Meghji plans to takes those relationships, which started in the private sector, and lean on them as he begins his public sector career. He recognizes that there is a lot of innovative and game-changing work already in progress across the financial sector and would like to tap into it.

“The biggest thing for me is understanding how we can move the needle in the most impactful way, in the most secure way, and then the most in the least friction kind of way. The downstream effects of the pandemic have resulted in one of the largest digital transformation programs in the banking sector in history. The move away from branch style activities to digital activities. If you look at how the paycheck protection program (PPP) was rolled out mostly out of the community banking sector and what how they used fintechs to support that in some cases, and in other cases, they had people working three shifts,” he said. “We need to think through how we can have those positive impacts not just to deal with the tactical issues of today, but also the more strategic issues in the future. This is not going to slow down, these kinds of changes to our culture are not going to go away overnight, and certainly probably in many cases, it will go away at all. For us, it’s about maintaining the safety and security in the face of these changes, in the face of an increased focus on cybersecurity, which we of course have to have, but also in a place where we need to continue to drive more aggressively inclusion across the underserved members of our of our of our citizenry.”

One of those ways that the FDIC can reduce friction in the banking sector is through automation and increased use of robotics process automation tools.

Incentivizing the right behaviors

Meghji said this will increase both the resilience of the system but also help financial sector workers move away from the low-value, menial tasks that often come with financial management.

“Whether or not we’re talking about artificial intelligence writ large, or machine learning or a variety of other algorithms, we could choose, thoughtful enterprise technology design will allow us to alleviate a lot of that. I would be much more interested in seeing kind of larger scale technical architectures that build in more efficiency, more analytics, more predictive activity, more teachable activity and make sure that it’s explainable and thoughtful,” he said. “This is the exact same question that I’m asking in terms of what are we able to what are we able to do to really drive some value to the system?”

Meghji added these efforts also will help incentivize the right behaviors in the banking sector to address a growing host of challenges.

“I’ll talk about themes. I’ll talk about resilience. I’ll talk about inclusion, I’ll talk about friction. These are all things where we’ve got to move the needle on stuff,” he said. “Whether we’re talking about something very specific from an internal perspective that maybe comes up with something new and interesting that we need at the FDIC, or it’s something that we encourage or incentivize in the market, like what we’re doing with our Rapid Phased Prototyping (RPP) program. There are a couple of different ways we can approach that.”
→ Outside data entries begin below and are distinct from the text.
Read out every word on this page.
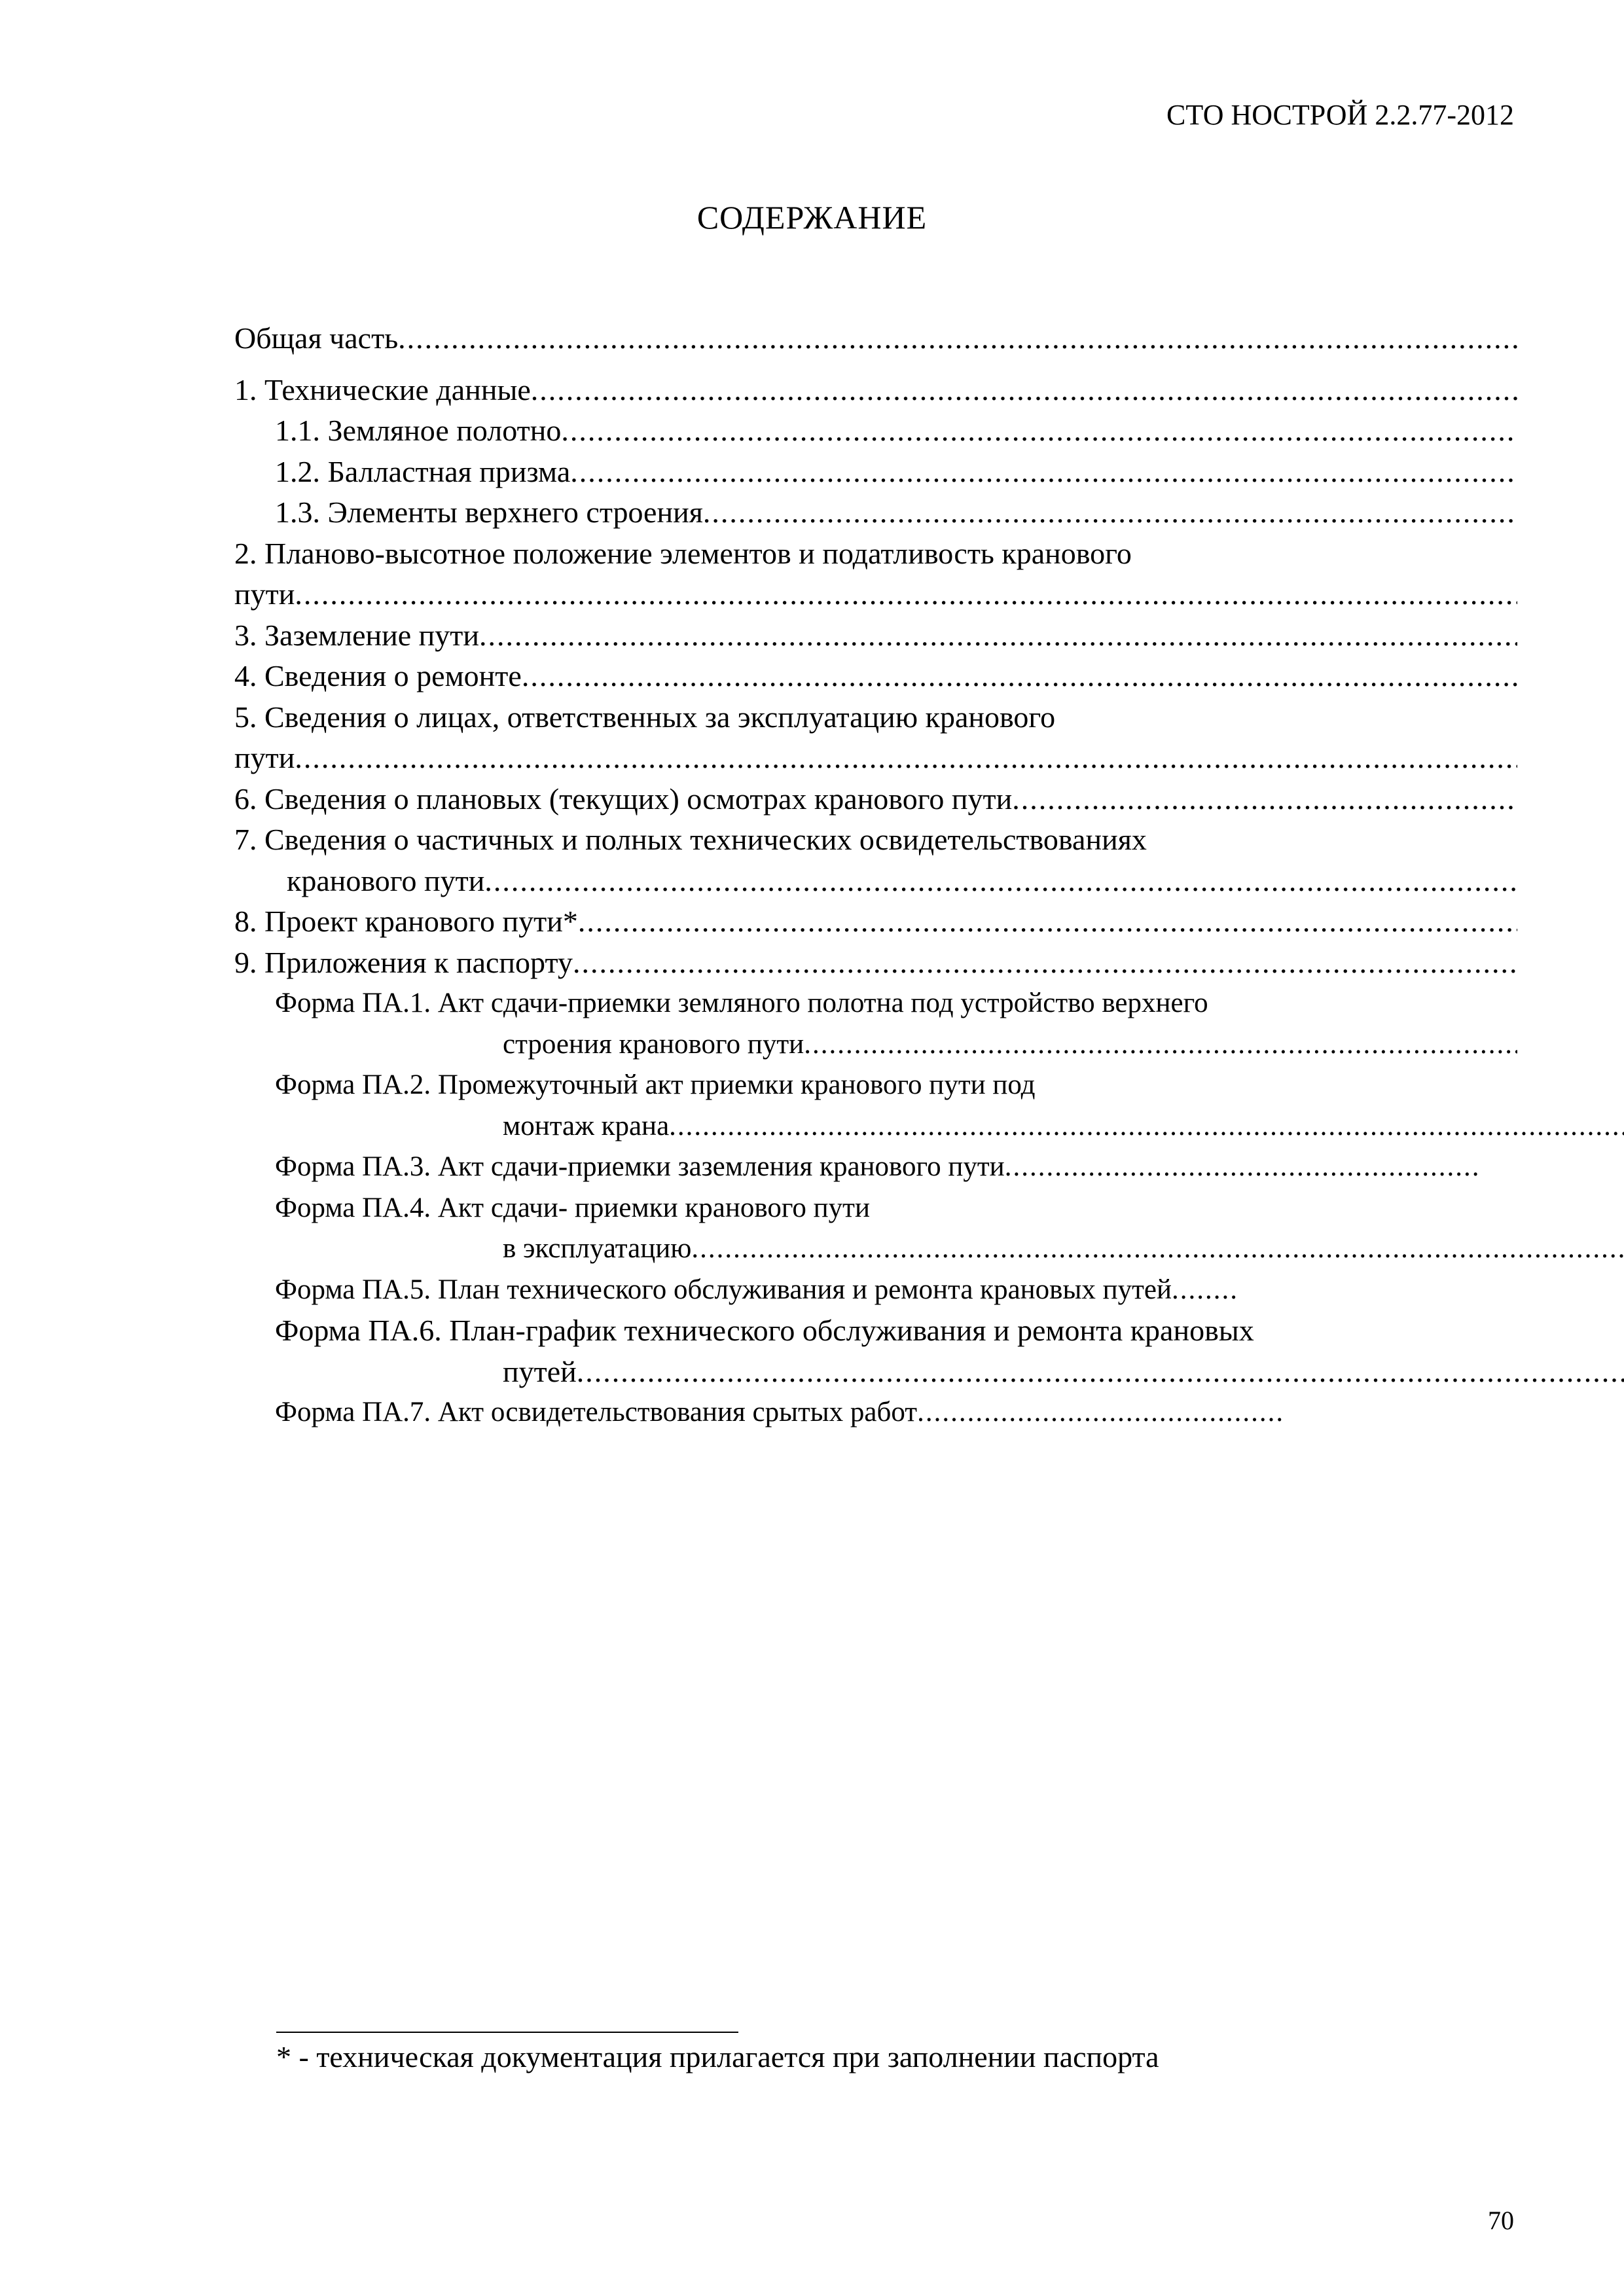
СТО НОСТРОЙ 2.2.77-2012
СОДЕРЖАНИЕ
Общая часть
.....
1. Технические данные
.....
1.1. Земляное полотно
.....
1.2. Балластная призма
.....
1.3. Элементы верхнего строения
.....
2. Планово-высотное положение элементов и податливость кранового
пути
.....
3. Заземление пути
.....
4. Сведения о ремонте
.....
5. Сведения о лицах, ответственных за эксплуатацию кранового
пути
.....
6. Сведения о плановых (текущих) осмотрах кранового пути
.....
7. Сведения о частичных и полных технических освидетельствованиях
кранового пути
.....
8. Проект кранового пути*
.....
9. Приложения к паспорту
.....
Форма ПА.1. Акт сдачи-приемки земляного полотна под устройство верхнего
строения кранового пути
.....
Форма ПА.2. Промежуточный акт приемки кранового пути под
монтаж крана
.....
Форма ПА.3. Акт сдачи-приемки заземления кранового пути
.....
Форма ПА.4. Акт сдачи- приемки кранового пути
в эксплуатацию
.....
Форма ПА.5. План технического обслуживания и ремонта крановых путей
.....
Форма ПА.6. План-график технического обслуживания и ремонта крановых
путей
.....
Форма ПА.7. Акт освидетельствования срытых работ
.....
* - техническая документация прилагается при заполнении паспорта
70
The list of possibilities is long but what matters is figuring out what’s most impactful, what can be executed in a reasonable amount of time and what positions the banking sector for the future, he said.

“The last thing I would want to do is do a bunch of tactical innovation work that doesn’t solve these bigger strategic questions that will continue to come over time,” Meghji said. “So you’ll see a strategic view to this before you necessarily start seeing a lot of tactical stuff.”